Pékin est désormais le premier partenaire commercial du continent. Malgré les innombrables rumeurs sur ses méthodes et ses intentions, la réalité est plus contrastée qu’on ne veut bien le voir.
Si la présence chinoise sur le continent n’est pas nouvelle, elle a pris une ampleur colossale au cours de la dernière décennie. Les échanges avec l’empire du Milieu ont été multipliés par douze en dix ans. Après être devenu le premier partenaire commercial de l’Afrique en 2009, Pékin a gagné le titre de premier bailleur de fonds, annonçant, lors du cinquième sommet Chine-Afrique, qui s’est tenu dans la capitale chinoise les 19 et 20 juillet 2012, qu’il allait porter le montant des prêts au continent à 20 milliards de dollars (16,3 milliards d’euros) pour les trois années à venir.
L’émergence du géant asiatique suscite d’ailleurs des réactions contrastées, allant de l’accusation de pillage à l’espoir. Ainsi la Chine a-t-elle été soupçonnée d’acheter massivement des terres en Afrique ; en fait, l’appétit de cet « ogre » n’excède pas 4 % des accaparements fonciers au sud du Sahara. Ainsi chacun a-t-il entendu ces histoires de « prisonniers » chinois envoyés bâtir des routes en Afrique ; histoires qui n’ont été étayées d’aucune preuve, mais qui ont encore de beaux jours devant elles. Cette profusion d’informations sur la « Chinafrique », souvent imprécises, parfois erronées, souligne un fait majeur : les motivations des investisseurs chinois, leurs modalités d’action et l’impact de leur présence sont encore mal compris.
Main tendue à l’Afrique
La présence de la Chine en Afrique a tout d’abord été politique. Car, comme le confie un conseiller du ministre béninois de l’Industrie, « personne en Afrique ne refusera la main tendue de la Chine, quels que soient les intérêts qu’elle sert et les conditions imposées… Il y a bien trop d’argent en jeu et les investisseurs sont encore rares ». Un constat d’autant plus pertinent qu’Européens et Américains, touchés par la crise, se replient.

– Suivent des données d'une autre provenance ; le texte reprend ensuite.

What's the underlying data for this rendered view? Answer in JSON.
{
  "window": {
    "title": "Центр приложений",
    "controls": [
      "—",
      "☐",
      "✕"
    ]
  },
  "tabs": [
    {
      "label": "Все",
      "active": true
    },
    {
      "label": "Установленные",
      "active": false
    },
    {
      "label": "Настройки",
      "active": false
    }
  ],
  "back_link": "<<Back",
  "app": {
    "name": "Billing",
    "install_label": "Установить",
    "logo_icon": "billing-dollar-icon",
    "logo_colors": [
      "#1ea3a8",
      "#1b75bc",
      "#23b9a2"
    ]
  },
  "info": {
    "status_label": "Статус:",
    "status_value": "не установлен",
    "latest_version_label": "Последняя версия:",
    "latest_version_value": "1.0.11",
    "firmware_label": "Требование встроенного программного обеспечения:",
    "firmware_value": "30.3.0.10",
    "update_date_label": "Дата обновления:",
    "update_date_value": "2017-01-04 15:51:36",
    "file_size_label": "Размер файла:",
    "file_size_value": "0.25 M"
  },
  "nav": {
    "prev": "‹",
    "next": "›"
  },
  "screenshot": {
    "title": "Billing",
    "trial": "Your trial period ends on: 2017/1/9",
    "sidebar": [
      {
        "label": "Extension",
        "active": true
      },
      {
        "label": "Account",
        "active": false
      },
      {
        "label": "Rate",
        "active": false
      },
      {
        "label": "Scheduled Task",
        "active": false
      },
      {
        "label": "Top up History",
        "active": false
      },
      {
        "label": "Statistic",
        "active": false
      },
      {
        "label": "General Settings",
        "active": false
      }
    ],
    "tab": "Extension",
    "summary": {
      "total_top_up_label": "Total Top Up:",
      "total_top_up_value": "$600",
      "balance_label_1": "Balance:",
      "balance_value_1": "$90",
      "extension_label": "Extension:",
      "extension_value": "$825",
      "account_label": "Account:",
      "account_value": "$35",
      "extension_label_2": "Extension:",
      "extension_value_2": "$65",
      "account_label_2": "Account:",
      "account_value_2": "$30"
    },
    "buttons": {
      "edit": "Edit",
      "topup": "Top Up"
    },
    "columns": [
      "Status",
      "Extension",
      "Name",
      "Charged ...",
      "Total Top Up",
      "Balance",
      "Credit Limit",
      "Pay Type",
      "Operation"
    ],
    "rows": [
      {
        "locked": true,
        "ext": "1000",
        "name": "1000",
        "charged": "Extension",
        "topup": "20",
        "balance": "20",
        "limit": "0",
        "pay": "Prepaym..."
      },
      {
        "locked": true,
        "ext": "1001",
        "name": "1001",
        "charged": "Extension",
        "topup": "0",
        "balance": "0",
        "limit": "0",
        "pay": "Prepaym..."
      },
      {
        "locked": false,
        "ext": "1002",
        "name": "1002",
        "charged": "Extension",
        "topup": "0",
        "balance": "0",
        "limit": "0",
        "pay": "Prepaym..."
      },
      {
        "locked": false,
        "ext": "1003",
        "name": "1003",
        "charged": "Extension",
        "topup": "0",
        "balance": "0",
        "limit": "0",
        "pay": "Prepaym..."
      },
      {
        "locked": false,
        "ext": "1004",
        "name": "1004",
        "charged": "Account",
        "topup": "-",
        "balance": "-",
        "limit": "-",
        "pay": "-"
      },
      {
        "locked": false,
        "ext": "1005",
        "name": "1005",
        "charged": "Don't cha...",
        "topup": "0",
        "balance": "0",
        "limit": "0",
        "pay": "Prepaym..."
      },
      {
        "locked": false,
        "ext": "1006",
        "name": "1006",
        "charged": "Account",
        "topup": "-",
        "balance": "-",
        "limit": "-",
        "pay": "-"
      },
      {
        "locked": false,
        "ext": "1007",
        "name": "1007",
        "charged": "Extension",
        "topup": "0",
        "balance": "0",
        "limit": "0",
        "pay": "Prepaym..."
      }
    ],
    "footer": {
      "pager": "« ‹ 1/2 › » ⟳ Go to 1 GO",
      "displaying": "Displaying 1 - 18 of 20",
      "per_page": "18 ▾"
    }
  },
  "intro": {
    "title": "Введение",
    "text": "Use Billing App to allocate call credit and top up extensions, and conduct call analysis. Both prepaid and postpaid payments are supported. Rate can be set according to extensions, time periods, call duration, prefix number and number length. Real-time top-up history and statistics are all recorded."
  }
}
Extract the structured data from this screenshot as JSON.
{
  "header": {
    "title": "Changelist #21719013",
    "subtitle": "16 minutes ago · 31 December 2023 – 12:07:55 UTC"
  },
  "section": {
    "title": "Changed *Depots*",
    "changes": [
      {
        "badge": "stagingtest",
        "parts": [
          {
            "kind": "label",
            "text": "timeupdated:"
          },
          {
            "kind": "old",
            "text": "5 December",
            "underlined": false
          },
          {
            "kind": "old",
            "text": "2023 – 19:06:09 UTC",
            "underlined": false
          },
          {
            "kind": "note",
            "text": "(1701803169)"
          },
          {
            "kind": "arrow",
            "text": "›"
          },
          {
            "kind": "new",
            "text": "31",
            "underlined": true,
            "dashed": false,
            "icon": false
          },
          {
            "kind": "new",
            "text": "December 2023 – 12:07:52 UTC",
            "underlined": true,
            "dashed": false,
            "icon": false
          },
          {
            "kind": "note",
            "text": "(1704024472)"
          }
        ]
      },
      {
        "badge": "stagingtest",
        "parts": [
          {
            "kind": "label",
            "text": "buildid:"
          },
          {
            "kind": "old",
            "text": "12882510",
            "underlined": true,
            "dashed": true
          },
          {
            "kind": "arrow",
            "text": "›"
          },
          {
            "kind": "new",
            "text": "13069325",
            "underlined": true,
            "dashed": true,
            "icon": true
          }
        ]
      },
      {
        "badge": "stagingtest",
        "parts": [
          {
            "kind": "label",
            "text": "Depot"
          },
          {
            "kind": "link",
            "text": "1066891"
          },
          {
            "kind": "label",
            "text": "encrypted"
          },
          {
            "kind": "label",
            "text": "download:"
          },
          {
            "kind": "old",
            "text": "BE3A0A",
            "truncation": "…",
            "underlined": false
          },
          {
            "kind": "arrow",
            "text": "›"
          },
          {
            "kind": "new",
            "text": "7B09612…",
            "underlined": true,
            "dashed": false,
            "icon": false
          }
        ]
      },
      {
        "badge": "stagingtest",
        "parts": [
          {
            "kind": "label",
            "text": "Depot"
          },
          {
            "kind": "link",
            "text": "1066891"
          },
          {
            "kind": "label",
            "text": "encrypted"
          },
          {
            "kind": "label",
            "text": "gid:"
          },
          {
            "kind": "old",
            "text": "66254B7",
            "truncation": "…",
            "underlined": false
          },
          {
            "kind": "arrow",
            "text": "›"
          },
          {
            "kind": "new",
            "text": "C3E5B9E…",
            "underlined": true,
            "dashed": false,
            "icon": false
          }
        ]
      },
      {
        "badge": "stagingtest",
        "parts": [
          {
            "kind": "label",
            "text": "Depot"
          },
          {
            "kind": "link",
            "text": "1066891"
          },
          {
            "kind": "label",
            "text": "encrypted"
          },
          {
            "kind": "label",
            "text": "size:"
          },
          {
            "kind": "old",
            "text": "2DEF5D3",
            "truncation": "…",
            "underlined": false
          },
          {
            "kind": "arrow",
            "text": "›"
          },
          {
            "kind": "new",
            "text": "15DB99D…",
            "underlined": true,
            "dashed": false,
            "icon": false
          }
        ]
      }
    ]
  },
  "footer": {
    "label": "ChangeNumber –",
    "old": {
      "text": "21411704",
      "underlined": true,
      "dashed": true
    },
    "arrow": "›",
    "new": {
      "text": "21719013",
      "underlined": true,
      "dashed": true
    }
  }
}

Dans certains pans de l’économie, la Chine s’est rendue incontournable, remportant notamment une grande part des contrats de construction (routes, ponts, aéroports, lotissements…). En la matière, elle œuvre dans des délais et à des coûts imbattables. En échange des prêts à taux concessionnels qu’il octroie à ses partenaires pour financer les projets, l’empire du Milieu signe des contrats d’approvisionnement en matières premières très prolifiques. C’est ce qu’il nomme une stratégie « gagnant-gagnant ». De fait, la carte des investissements chinois en Afrique épouse, dans une large mesure, celle des ressources naturelles les plus précieuses. Le Soudan, l’Angola et le Nigeria (pétrole), l’Afrique du Sud (charbon, platine), la RD Congo et la Zambie (cuivre et cobalt) sont devenus les partenaires privilégiés du géant asiatique.
La Chine n’hésite pas à mettre les moyens de ses ambitions sur la table, au mépris du risque de réendettement des pays concernés. Les 6 milliards de dollars de prêt accordés par Pékin à Kinshasa en 2007 ont ainsi fait grincer des dents au Fonds monétaire international (FMI) et à la Banque mondiale, alors qu’un allègement de 80 % de la dette extérieure de ce pays fragile – soit 12 milliards de dollars – était en préparation. Côté africain, la Chine est souvent plébiscitée, car son offensive brise le monopole des firmes européennes, créant une profitable concurrence.
Dans certains secteurs comme le textile, l’arrivée des Chinois a cependant quasiment réduit à néant l’effort d’industrialisation. Ainsi, en Afrique du Sud, au Lesotho ou au Nigeria, les ateliers de confection se heurtent désormais à la concurrence frontale des métiers à tisser de Shanghai. En une décennie à peine, le déficit commercial de l’Afrique avec la Chine dans le domaine du textile est passé de 200 millions à 1,35 milliard de dollars. En dépit des coûts de transport, les produits chinois demeurent en effet plus compétitifs.